The head of the Commercial Vehicle Safety Alliance says enforcing the new hours of service rules will be a “Herculean effort.”
CVSA is an alliance of truck enforcement agencies and safety stakeholders from all levels of government Canada, the U.S. and Mexico responsible for establishing out-of-service criteria and promoting commercial motor vehicle safety and security.
Stephen Keppler, executive director of the CVSA, told Transport Topics that some of the new rules present problems for those tasked with enforcing them.
A handful of changes are scheduled to take effect on Feb. 27, including fines for egregious violations ($2700 for drivers and $11,000 for carriers, for each offence) and new definitions of what constitutes off-duty periods versus sleep berth periods. (Excluded from on-duty time is any time resting in a parked commercial vehicle or up to two hours in the passenger seat immediately before or after eight hours in the sleeper berth – click here for more details).

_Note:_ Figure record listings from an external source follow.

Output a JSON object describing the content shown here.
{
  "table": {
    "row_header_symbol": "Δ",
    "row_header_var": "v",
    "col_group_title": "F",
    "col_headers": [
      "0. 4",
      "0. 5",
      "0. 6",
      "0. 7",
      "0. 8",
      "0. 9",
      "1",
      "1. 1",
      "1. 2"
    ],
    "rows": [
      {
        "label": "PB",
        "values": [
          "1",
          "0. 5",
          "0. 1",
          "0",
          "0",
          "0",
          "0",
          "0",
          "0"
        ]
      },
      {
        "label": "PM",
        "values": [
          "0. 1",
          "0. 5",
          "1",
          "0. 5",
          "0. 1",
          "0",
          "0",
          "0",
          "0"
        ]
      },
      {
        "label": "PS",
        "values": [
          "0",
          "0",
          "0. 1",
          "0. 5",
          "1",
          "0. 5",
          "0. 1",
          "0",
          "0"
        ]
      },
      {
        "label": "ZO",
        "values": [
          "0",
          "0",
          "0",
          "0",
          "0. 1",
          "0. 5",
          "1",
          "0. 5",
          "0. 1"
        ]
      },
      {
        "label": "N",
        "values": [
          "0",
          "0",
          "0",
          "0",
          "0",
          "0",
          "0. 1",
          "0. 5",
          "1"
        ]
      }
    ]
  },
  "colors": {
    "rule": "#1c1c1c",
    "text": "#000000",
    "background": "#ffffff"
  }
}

More sweeping changes affecting the 34-hour restart and mandatory rest periods will not be enforced until July 2013.
Keppler says the more prescriptive rule presents potential for falsification in an industry that is still overwhelmingly based on paper log record-keeping — which, he adds, is all the more reason for regulators to make electronic on-board recorders mandatory for commercial trucks.
A transportation reauthorization bill currently moving through the U.S. Senate would require EOBRs.
The Canadian Trucking Alliance also supports EOBRs on all trucks where drivers are required to maintain a logbook. Policy makers in this country are reviewing the framework for such a rule.